The number of deaths and disappearances in the Mediterranean – already a lower estimate, as many boats disappear without a trace during the crossing – fell by about 28 percent in in 2024 compared to the previous year, according to IOM data.
“The fact that there are fewer people coming in does not mean that we have fewer risks,” Nicola Dell'Arciprete, UNICEF's country coordinator for migration and refugee response in Italy, told CBC News .
Dell'Arciprete has worked with children who have fled war, extreme poverty or political upheaval. Many come without parents or guardians.
“They are really running from a nightmare,” he said. “The factors that push people towards Europe are not changing much.”

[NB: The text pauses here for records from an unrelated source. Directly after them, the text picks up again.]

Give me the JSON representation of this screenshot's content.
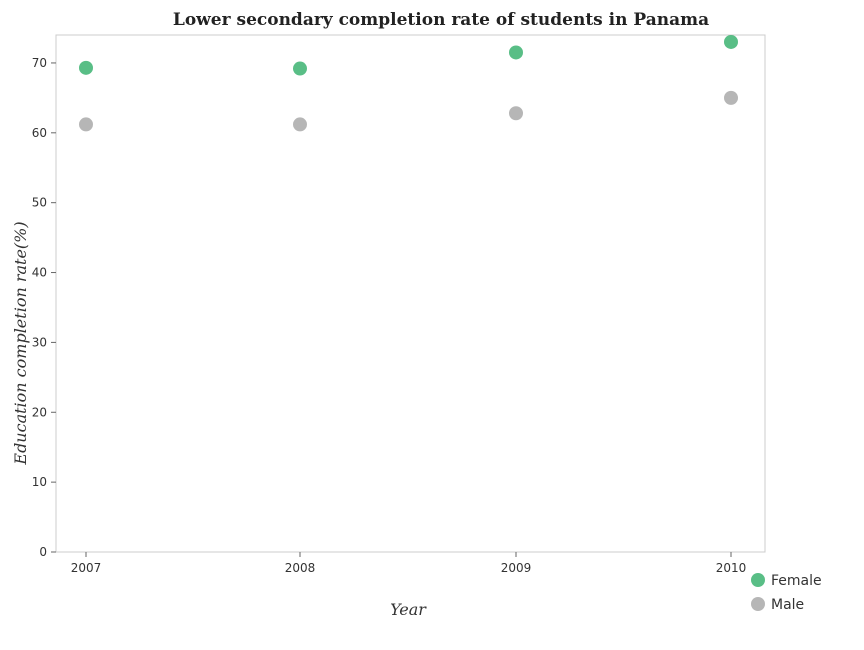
{
  "chart_data": {
    "type": "scatter",
    "title": "Lower secondary completion rate of students in Panama",
    "xlabel": "Year",
    "ylabel": "Education completion rate(%)",
    "categories": [
      "2007",
      "2008",
      "2009",
      "2010"
    ],
    "ylim": [
      0,
      74
    ],
    "yticks": [
      0,
      10,
      20,
      30,
      40,
      50,
      60,
      70
    ],
    "grid": false,
    "legend_position": "bottom-right",
    "series": [
      {
        "name": "Female",
        "color": "#3cb371",
        "values": [
          69.3,
          69.2,
          71.5,
          73.0
        ]
      },
      {
        "name": "Male",
        "color": "#a9a9a9",
        "values": [
          61.2,
          61.2,
          62.8,
          65.0
        ]
      }
    ]
  }
}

Reducing migrant deaths requires more investment in reception centres, emergency plans for high arrival times, safer and legal routes for immigration and strengthened search and rescue operations, Dell'Arciprete said, adding that it is the question of whether there is “political will. move along those lines.”
This year, European countries will be evaluating their regulations to plan for implementing the new thing European Union Agreement on Asylum and Migration. The deal, the first update to Europe's asylum laws in two decades, was agreed in 2024 but will not see full implementation until 2026.
The EU pays countries to control migrants
Italy and the EU have focused heavily on countries of origin for migration control. The EU delivered ten million euros of aid to him Tunisia in 2023 to boost border controls and stop migrant boats from leaving its shores, he wrote 7.4 billion euro contract ($11 billion Cdn) to strengthen “stability” in Egypt, with a focus on migration control.
Meloni played a key role in securing the Tunisia deal, which is now largely credited with the drop in migrant arrivals in 2024, along with a similar agreement with Italy Italy did to Libya in 2017.
Human rights groups have said that migrants found at sea who have been returned to Libya are being subjected to torture and abuse in arbitrary detention.
Nevertheless, Italy's immigration policies have received praise from other European leaders, such as British Prime Minister Keir Starmer, who in September recommended “amazing progress” in Italy.
Italy's latest tactic to reduce migration collapsed last fall, when Meloni struck a deal with Albania that would see up to 36,000 asylum seekers sent directly to the country outside the EU each year. a year to wait for deportation, only to be denied by the Italian courts. verifying the movement of migrants.
The plan is now on hold due to disagreements about what constitutes a safe country, although Meloni promised in December to continue with the project.
Experts say that without meaningful change, accidents in the Mediterranean will continue.
“Until we strengthen the search and rescue operations, until we create safe and legal routes for children to travel to Europe, we are going to see more people die,” said Dell'Arciprete. “And yes that's a simple fact.”